Ich schloß die Augen. Als ich sie wieder öffnete, stand Lewis neben mir, ruhig
und unbeteiligt.
    »Die arme Rena Cooper ist tot«, sagte
er gleichgültig.
    Rena Cooper war die Klatschbase, mit
der er vor einer Stunde noch gesprochen hatte. Ich sah ihn entsetzt an.
Zugegeben, Rena war nicht die Güte selbst, aber von ihrer abscheulichen Zunft
immer noch eine der besten.
    »Sie haben mir geschworen«, sagte ich.
»Geschworen!«
    »Was geschworen?«
    Er sah mich völlig verständnislos an.

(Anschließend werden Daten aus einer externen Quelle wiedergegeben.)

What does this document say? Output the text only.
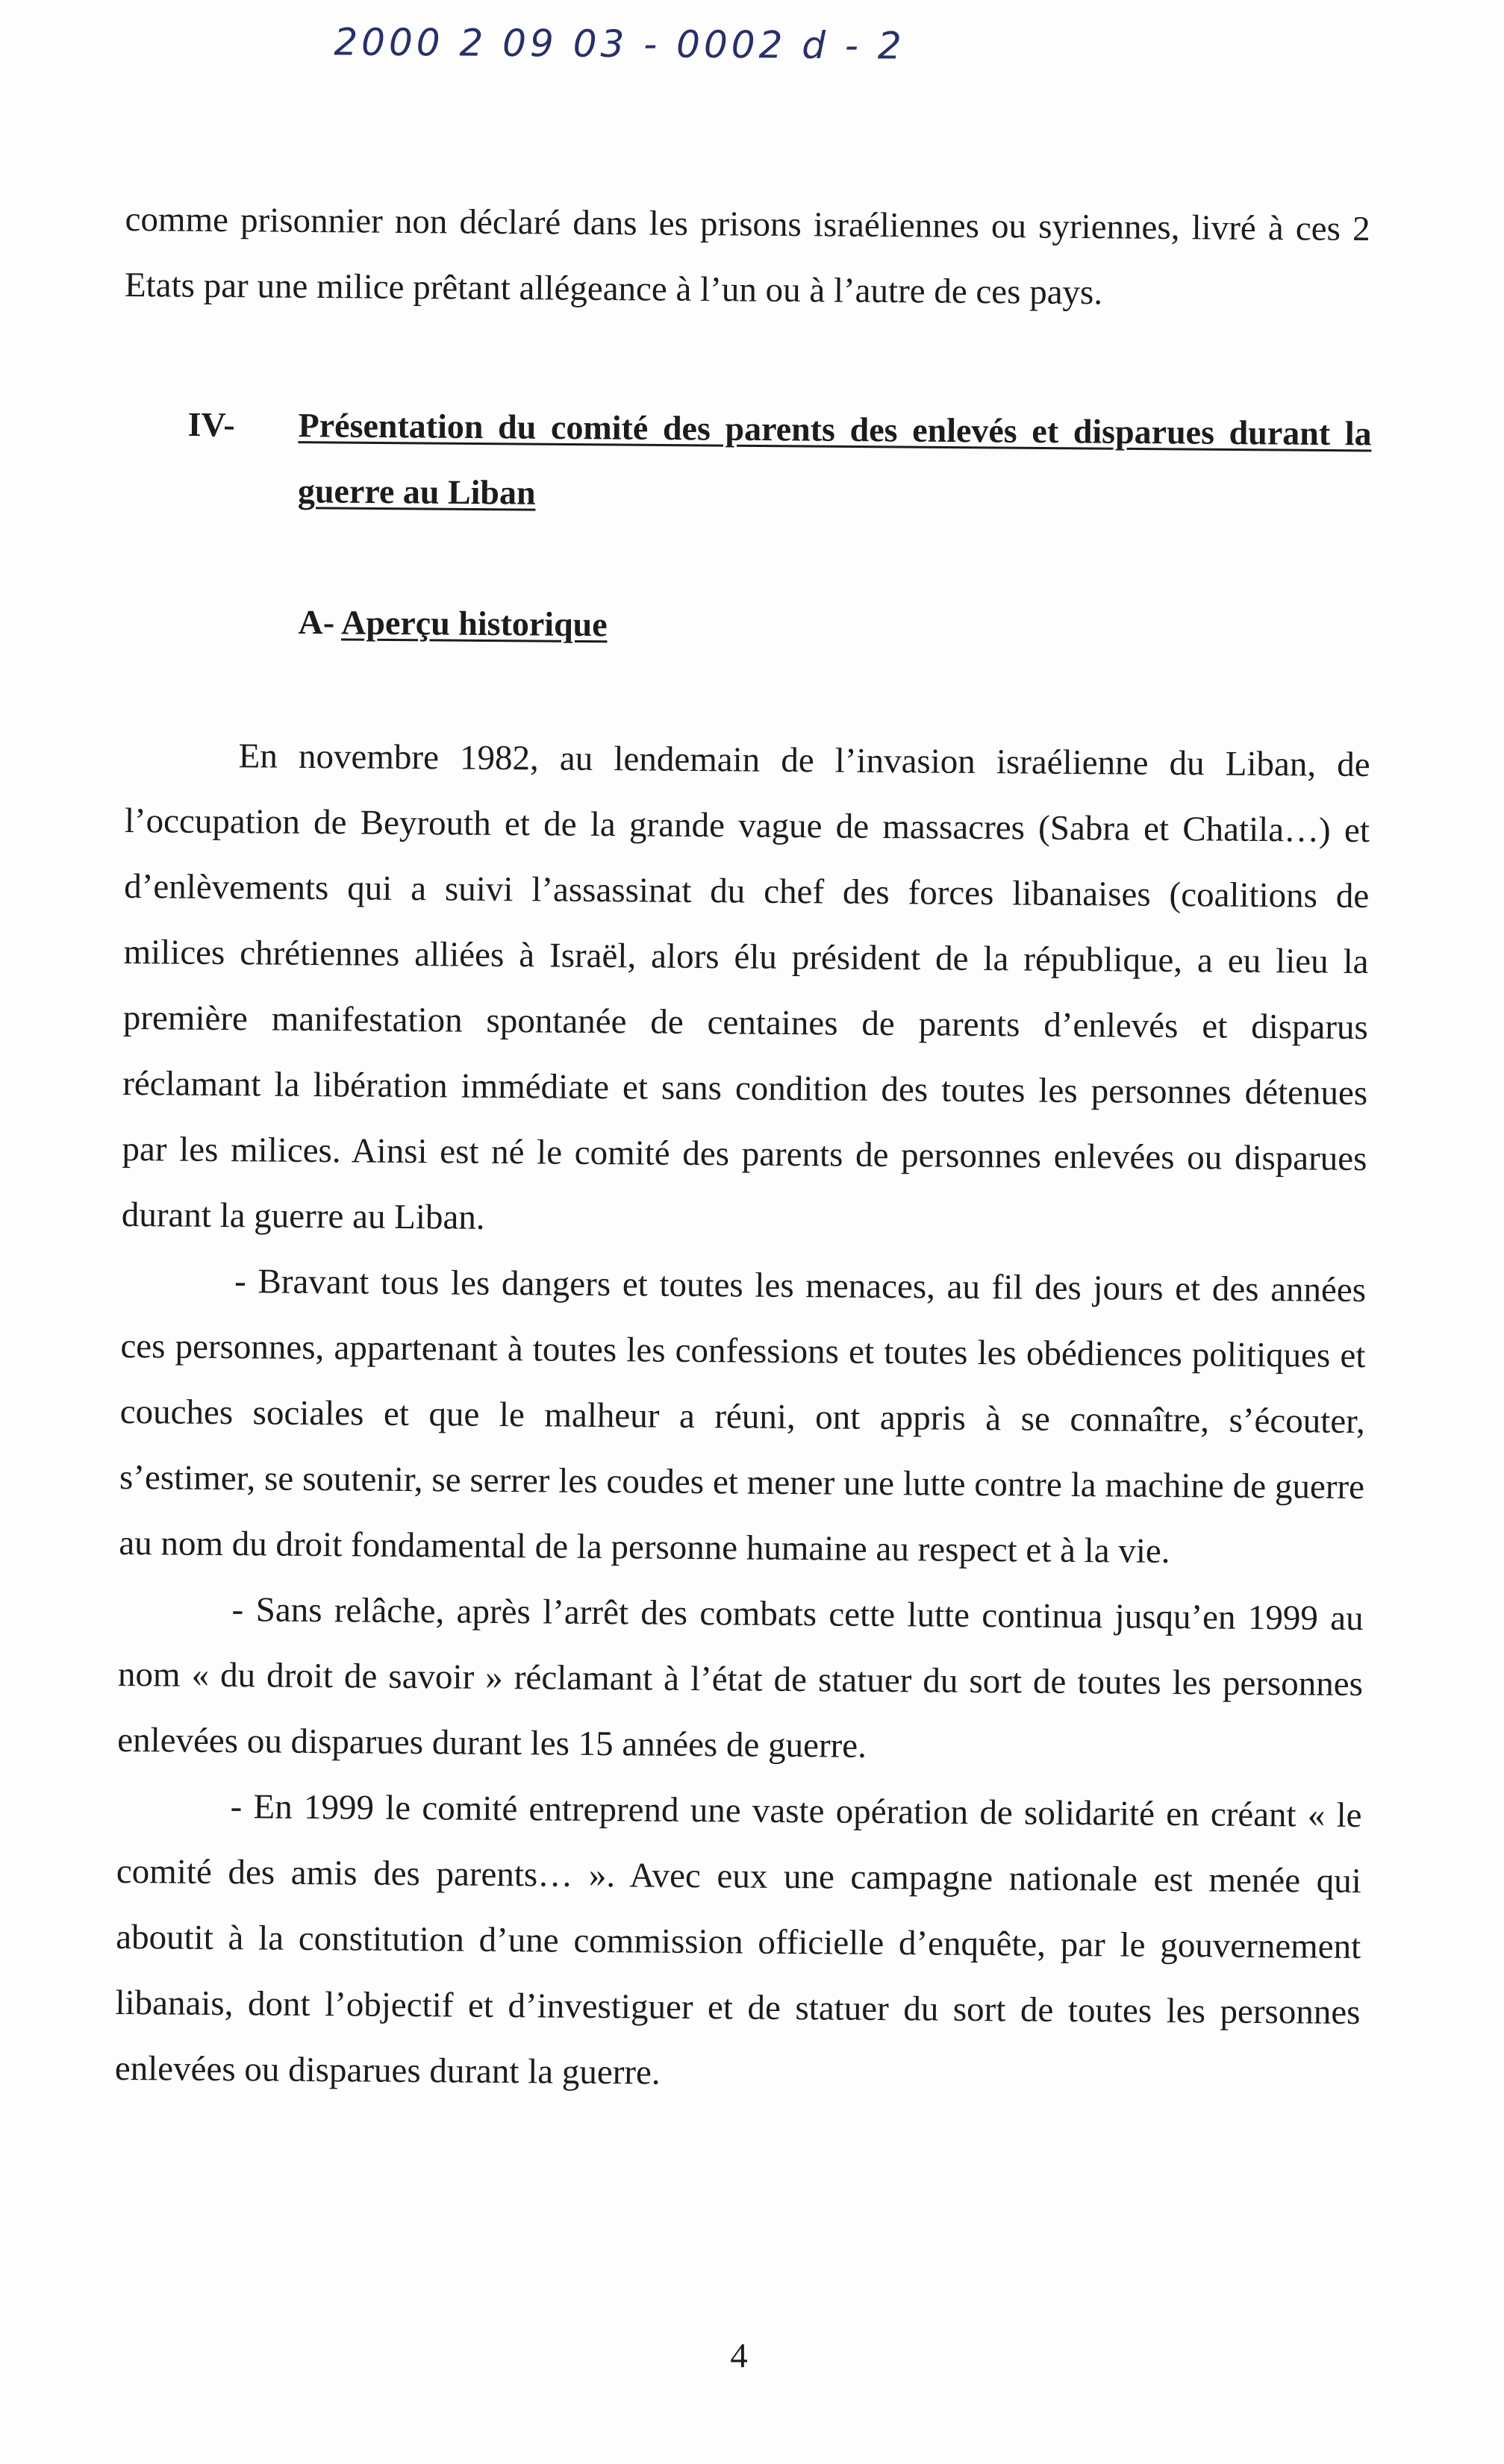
2000 2 09 03 - 0002 d - 2
comme prisonnier non déclaré dans les prisons israéliennes ou syriennes, livré à ces 2 Etats par une milice prêtant allégeance à l’un ou à l’autre de ces pays.
IV- Présentation du comité des parents des enlevés et disparues durant la guerre au Liban
A- Aperçu historique

En novembre 1982, au lendemain de l’invasion israélienne du Liban, de l’occupation de Beyrouth et de la grande vague de massacres (Sabra et Chatila…) et d’enlèvements qui a suivi l’assassinat du chef des forces libanaises (coalitions de milices chrétiennes alliées à Israël, alors élu président de la république, a eu lieu la première manifestation spontanée de centaines de parents d’enlevés et disparus réclamant la libération immédiate et sans condition des toutes les personnes détenues par les milices. Ainsi est né le comité des parents de personnes enlevées ou disparues durant la guerre au Liban.

- Bravant tous les dangers et toutes les menaces, au fil des jours et des années ces personnes, appartenant à toutes les confessions et toutes les obédiences politiques et couches sociales et que le malheur a réuni, ont appris à se connaître, s’écouter, s’estimer, se soutenir, se serrer les coudes et mener une lutte contre la machine de guerre au nom du droit fondamental de la personne humaine au respect et à la vie.

- Sans relâche, après l’arrêt des combats cette lutte continua jusqu’en 1999 au nom « du droit de savoir » réclamant à l’état de statuer du sort de toutes les personnes enlevées ou disparues durant les 15 années de guerre.

- En 1999 le comité entreprend une vaste opération de solidarité en créant « le comité des amis des parents… ». Avec eux une campagne nationale est menée qui aboutit à la constitution d’une commission officielle d’enquête, par le gouvernement libanais, dont l’objectif et d’investiguer et de statuer du sort de toutes les personnes enlevées ou disparues durant la guerre.

4
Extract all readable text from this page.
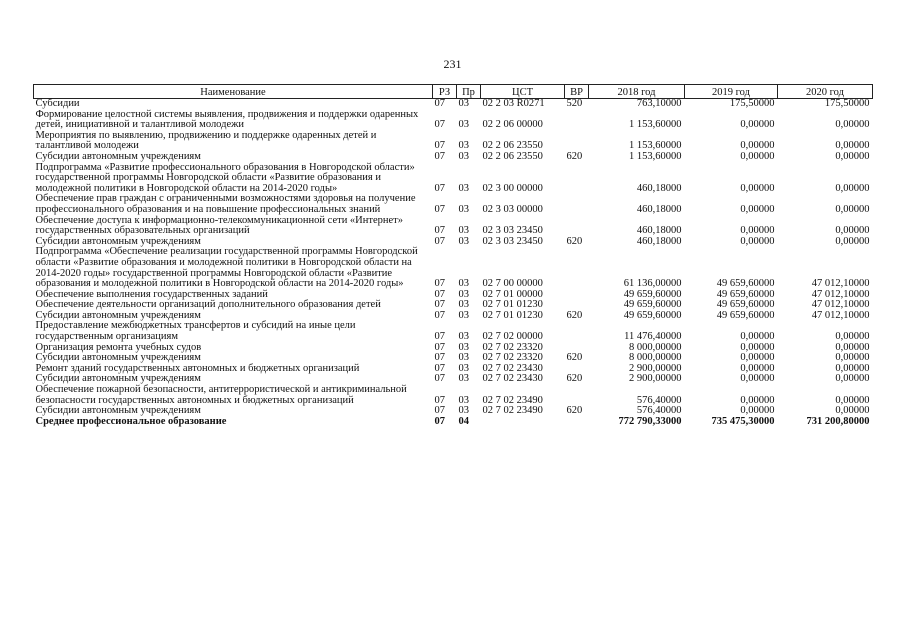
231
Наименование	РЗ	Пр	ЦСТ	ВР	2018 год	2019 год	2020 год
Субсидии	07	03	02 2 03 R0271	520	763,10000	175,50000	175,50000
Формирование целостной системы выявления, продвижения и поддержки одаренных детей, инициативной и талантливой молодежи	07	03	02 2 06 00000		1 153,60000	0,00000	0,00000
Мероприятия по выявлению, продвижению и поддержке одаренных детей и талантливой молодежи	07	03	02 2 06 23550		1 153,60000	0,00000	0,00000
Субсидии автономным учреждениям	07	03	02 2 06 23550	620	1 153,60000	0,00000	0,00000
Подпрограмма «Развитие профессионального образования в Новгородской области» государственной программы Новгородской области «Развитие образования и молодежной политики в Новгородской области на 2014-2020 годы»	07	03	02 3 00 00000		460,18000	0,00000	0,00000
Обеспечение прав граждан с ограниченными возможностями здоровья на получение профессионального образования и на повышение профессиональных знаний	07	03	02 3 03 00000		460,18000	0,00000	0,00000
Обеспечение доступа к информационно-телекоммуникационной сети «Интернет» государственных образовательных организаций	07	03	02 3 03 23450		460,18000	0,00000	0,00000
Субсидии автономным учреждениям	07	03	02 3 03 23450	620	460,18000	0,00000	0,00000
Подпрограмма «Обеспечение реализации государственной программы Новгородской области «Развитие образования и молодежной политики в Новгородской области на 2014-2020 годы» государственной программы Новгородской области «Развитие образования и молодежной политики в Новгородской области на 2014-2020 годы»	07	03	02 7 00 00000		61 136,00000	49 659,60000	47 012,10000
Обеспечение выполнения государственных заданий	07	03	02 7 01 00000		49 659,60000	49 659,60000	47 012,10000
Обеспечение деятельности организаций дополнительного образования детей	07	03	02 7 01 01230		49 659,60000	49 659,60000	47 012,10000
Субсидии автономным учреждениям	07	03	02 7 01 01230	620	49 659,60000	49 659,60000	47 012,10000
Предоставление межбюджетных трансфертов и субсидий на иные цели государственным организациям	07	03	02 7 02 00000		11 476,40000	0,00000	0,00000
Организация ремонта учебных судов	07	03	02 7 02 23320		8 000,00000	0,00000	0,00000
Субсидии автономным учреждениям	07	03	02 7 02 23320	620	8 000,00000	0,00000	0,00000
Ремонт зданий государственных автономных и бюджетных организаций	07	03	02 7 02 23430		2 900,00000	0,00000	0,00000
Субсидии автономным учреждениям	07	03	02 7 02 23430	620	2 900,00000	0,00000	0,00000
Обеспечение пожарной безопасности, антитеррористической и антикриминальной безопасности государственных автономных и бюджетных организаций	07	03	02 7 02 23490		576,40000	0,00000	0,00000
Субсидии автономным учреждениям	07	03	02 7 02 23490	620	576,40000	0,00000	0,00000
Среднее профессиональное образование	07	04			772 790,33000	735 475,30000	731 200,80000
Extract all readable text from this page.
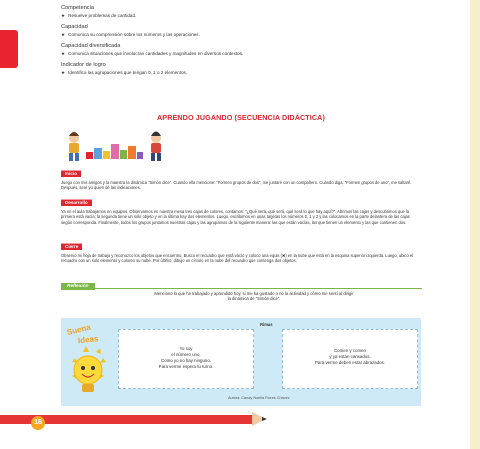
Competencia
★ Resuelve problemas de cantidad.
Capacidad
★ Comunica su comprensión sobre los números y las operaciones.
Capacidad diversificada
★ Comunica situaciones que involucran cantidades y magnitudes en diversos contextos.
Indicador de logro
★ Identifica las agrupaciones que tengan 0, 1 o 2 elementos.
APRENDO JUGANDO (SECUENCIA DIDÁCTICA)
Inicio
Juego con mis amigos y la maestra la dinámica “Simón dice”. Cuando ella mencione: “Formen grupos de dos”, me juntaré con un compañero. Cuando diga: “Formen grupos de uno”, me saltaré. Después, seré yo quien dé las indicaciones.
Desarrollo
Ya en el aula trabajamos en equipos. Observamos en nuestra mesa tres cajas de colores, contamos: “¿Qué será, qué será, qué será lo que hay aquí?”. Abrimos las cajas y descubrimos que la primera está vacía; la segunda tiene un solo objeto y en la última hay dos elementos. Luego, escribimos en unas tarjetas los números 0, 1 y 2 y las colocamos en la parte delantera de las cajas según corresponda. Finalmente, todos los grupos juntamos nuestras cajas y las agrupamos de la siguiente manera: las que están vacías, las que tienen un elemento y las que contienen dos.
Cierre
Observo mi hoja de trabajo y reconozco los objetos que encuentro. Busco el recuadro que está vacío y coloco una equis (✖) en la nube que está en la esquina superior izquierda. Luego, ubico el recuadro con un solo elemento y coloreo su nube. Por último, dibujo un círculo en la nube del recuadro que contenga dos objetos.
Reflexión
Menciono lo que he trabajado y aprendido hoy, si me ha gustado o no la actividad y cómo me sentí al dirigir
la dinámica de “Simón dice”.
Suena
Ideas
Rimas
Yo soy
el número uno.
Como yo no hay ninguno.
Para verme espera tu turno.
Comen y comen
y ya están cansados.
Para verme deben estar abrazados.
Autora: Candy Noelia Flores Chávez
18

    »Geschworen, daß Sie ohne meine
vorherige Erlaubnis niemanden mehr töten werden. Sie sind feige und
wortbrüchig. Sie sind ein patentierter Mörder, ein unverantwortliches Subjekt.
Sie machen mir Schande, Lewis, und ich finde Sie abscheulich.«
    »Aber«, sagte er, »das war doch nicht
ich!«
    »Das können Sie anderen erzählen«,
sagte ich bitter und winkte ab. »Wer soll es denn sonst gewesen sein?«
    Paul kam zurück, leicht angewidert. Er
nahm meinen Arm und fragte mich, warum ich so blaß sei. Lewis rührte sich
nicht. Er sah uns an, lächelte beinahe. Ich hätte ihn ohrfeigen können.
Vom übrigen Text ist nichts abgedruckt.